Ether briefly slid to around $1,500 last week, shaking institutional flows, spot supply and derivatives positioning at the same time.
On June 7, blockchain outlet CryptoSlate reported that ether recently fell to $1,506, its lowest level since April 2025.
The decline was not limited to spot-price weakness. The market saw regulated exchange-traded fund (ETF) outflows, rising deposits to centralised exchanges and futures-market deleveraging all at once. Bitcoin also slid to a four-month low near $60,000, rapidly dampening investor sentiment across cryptocurrencies.
The ETF market stood out first. Spot ether ETFs recorded four straight weeks of outflows, with net outflows exceeding $870 million, based on Sosovalue data. Outflows continued for 17 straight trading sessions over the period, with the only exception being a day that saw net inflows of $19.3 million. Spot ether ETF assets under management fell more than 70 percent to $8.71 billion from a peak of $30 billion.
Rising inflows to exchanges added to the burden. Ether inflows to trading platforms rose to about 2.24 million ether a day, the highest in four months, based on CryptoQuant data. Deposits into Binance exceeded 1.16 million ether, accounting for more than half. Exchange deposits do not immediately mean selling, but the market is wary of higher near-term volatility.
On-chain data also showed movement of long-dormant holdings. A wallet linked to Ethereum co-founder Joseph Lubin (조지프 루빈) moved 80,100 ether that had not moved for more than three years. The amount was estimated at about $122 million at the time. With prices already down near $1,580 when the transfer occurred, the market is taking it as a signal of broader liquidity reallocation rather than a simple position adjustment.
In derivatives markets, the drop accelerated as leverage shrank. Selling pressure increased as automatic liquidations on major exchanges closed long positions sitting in loss territory. Bitcoin open interest fell 25 percent to $23.2 billion, while ether open interest fell 13 percent to $9.8 billion, according to Santiment. The move can make market structure healthier by clearing excessive leverage, but it also means less speculative money is available for a short-term rebound.

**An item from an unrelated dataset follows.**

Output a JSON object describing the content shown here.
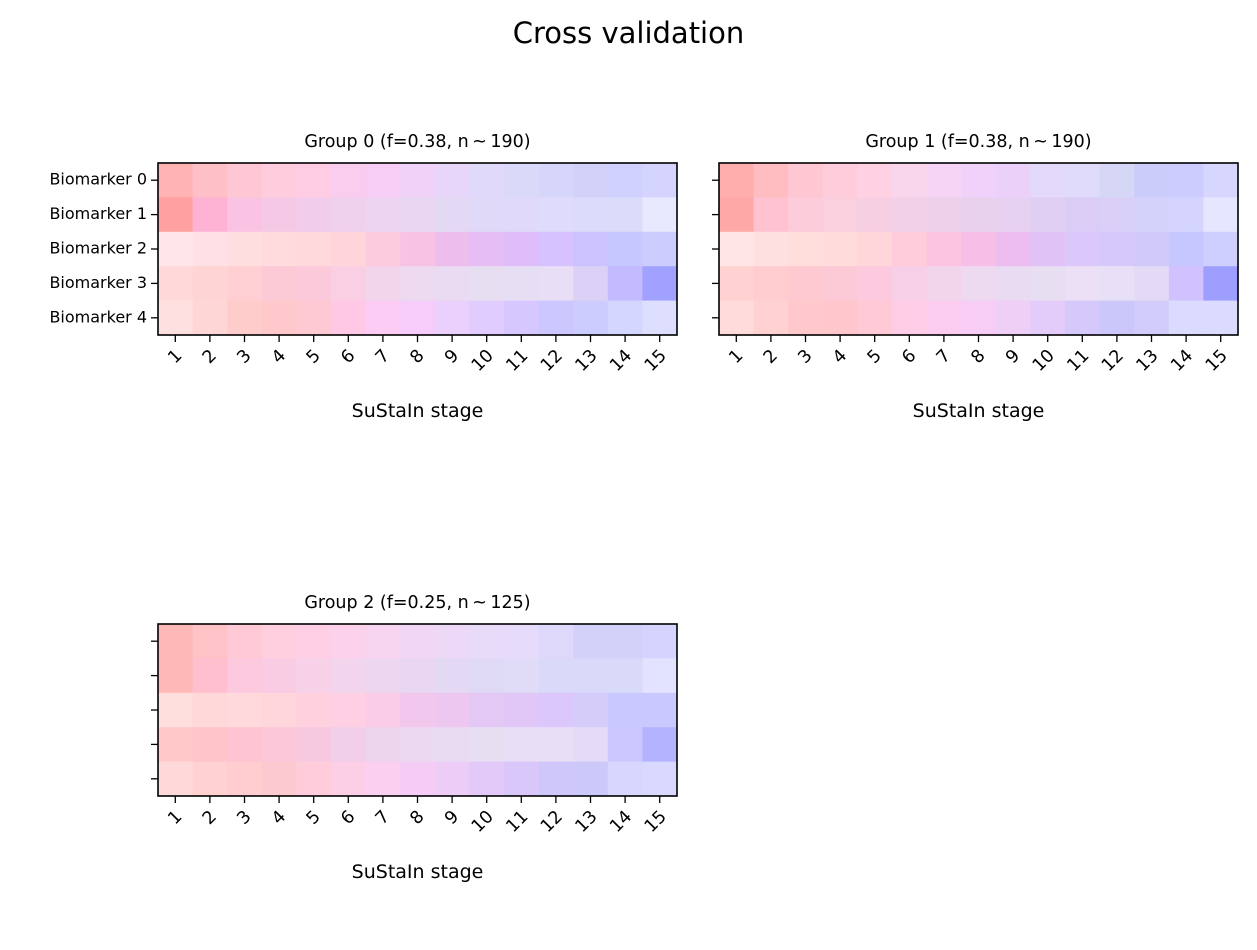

The pressure also fed into defensive demand in the options market. The put-to-call premium in ether options rose to as high as 3.7 times on June 6, and puts have remained in stronger demand since June 2, based on Deribit data. A put option gives the right to sell at a set price and is a common hedging tool against further declines.
Open interest clustered at about $108 million at the $1,500 strike, about $75 million at $1,400 and about $78 million at $1,000. It suggests less that the market expects an immediate drop to $1,000 than that it is paying for downside protection as multiple support signals weaken at the same time.
Volatility also jumped. Short-term implied volatility for ether rose to 67 percent from the year's low of 36 percent, based on BlockScholes data. Skew for seven-day options tilted further to minus 14 percent from around minus 3 to minus 4 percent in late May. Another feature was that put demand spread across expiries including 14-day, 30-day and 90-day contracts, not only seven-day options. This is seen as reflecting concerns that weakness could last longer if ETF outflows persist and exchange deposits stay high, rather than preparations for a short-term event.
The market's next inflection point is whether $1,500 holds as support or becomes a trigger for further declines. Pressure may ease if ETF flows stabilise and exchange deposits fall. If those signals do not change, downside option strikes that have drawn the most activity are likely to increasingly serve as reference points for the next selling zone.